If you sat people down at the end of the 70s and said, “Okay, here are the biggest albums of the decade. It’s Born to Run, Dark Side of the Moon, Hotel California, Rumours. Fifty years from now, which album are kids going to listen to?” Not one person would have said Rumours. Nobody. They would say it’s a great pop record. It’s fun. But those others are serious statements that will live forever. But for the kids I spoke to, the fact that Rumours was not presented as holy scripture meant there could still be some sense of discovery around it.
I wonder how much that changing view of the album’s importance has to do with gender. Was it viewed as less important back then because the group had women in it?
The model of a band being four white guys with guitars and long hair is really outmoded. For listeners today, to see this group with these two women, both of whom are writers and singers, creates a very different model of what a band looks like. It’s the biggest-selling album in American history with majority female voices on it. Two-thirds of the songs are female-fronted and written. So I think that has led to a very striking shift in what the album means and how it’s received.

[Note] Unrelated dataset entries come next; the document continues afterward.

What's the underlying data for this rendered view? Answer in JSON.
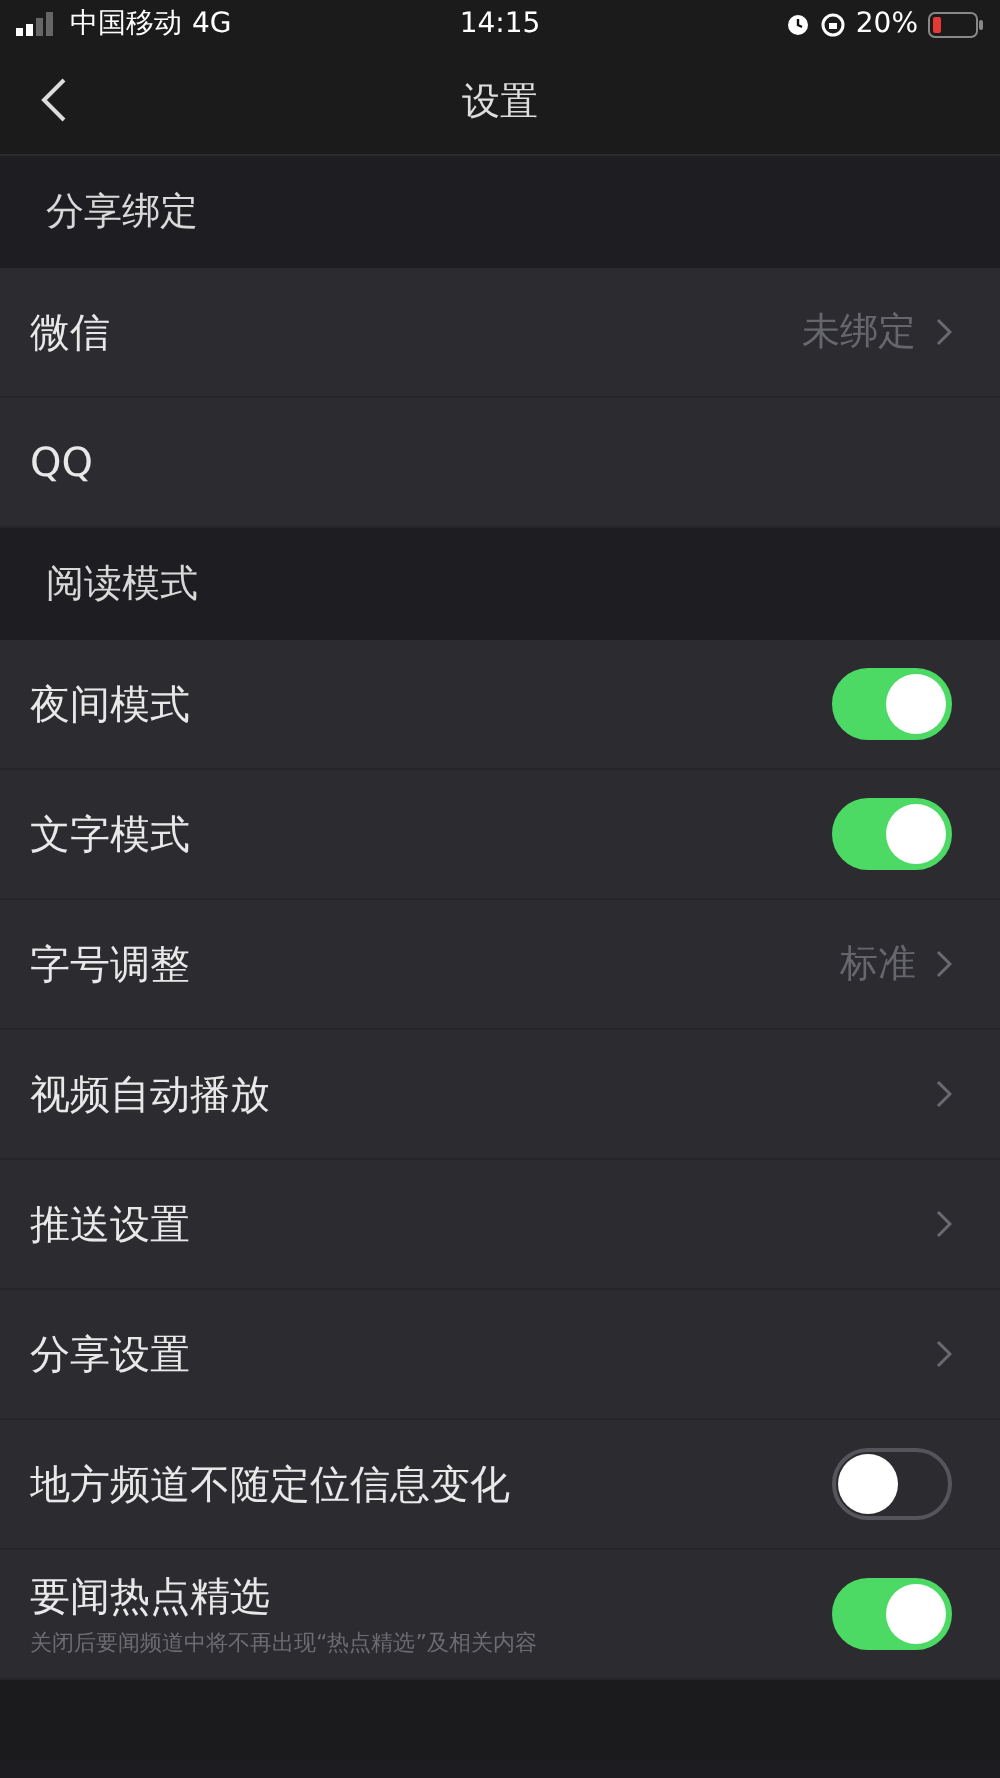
{
  "status_bar": {
    "carrier": "中国移动",
    "network": "4G",
    "time": "14:15",
    "battery": "20%"
  },
  "nav": {
    "title": "设置"
  },
  "sections": [
    {
      "title": "分享绑定",
      "rows": [
        {
          "kind": "value",
          "label": "微信",
          "value": "未绑定"
        },
        {
          "kind": "plain",
          "label": "QQ"
        }
      ]
    },
    {
      "title": "阅读模式",
      "rows": [
        {
          "kind": "toggle",
          "label": "夜间模式",
          "on": true
        },
        {
          "kind": "toggle",
          "label": "文字模式",
          "on": true
        },
        {
          "kind": "value",
          "label": "字号调整",
          "value": "标准"
        },
        {
          "kind": "link",
          "label": "视频自动播放"
        },
        {
          "kind": "link",
          "label": "推送设置"
        },
        {
          "kind": "link",
          "label": "分享设置"
        },
        {
          "kind": "toggle",
          "label": "地方频道不随定位信息变化",
          "on": false
        },
        {
          "kind": "toggle",
          "label": "要闻热点精选",
          "on": true,
          "note": "关闭后要闻频道中将不再出现“热点精选”及相关内容"
        }
      ]
    }
  ]
}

Every time Rolling Stone does their “Greatest Albums” list, it jumps 20 places. And everything else drops down. Everything else over time either gets replaced by something that’s cooler, or something else that gets discovered. I interned at Rolling Stone and we did the 100 Greatest Albums of the last 20 years for the 20th anniversary of the magazine. Rumours was on the list, but it was number 72 or something. The last time they did the list, it was at number 7.
Meredith Blake is the culture columnist for The Contrarian




Silver Spring is my absolute favorite Fleetwood Mac song.
I've always thought "Songbird" is the great underappreciated song from this album. Overshadowed at the time by all the big hits but a truly transcendently beautiful song and performance. Eva Cassidy did a nice cover in the 90s which brought it back into public consciousness but the original is my favorite.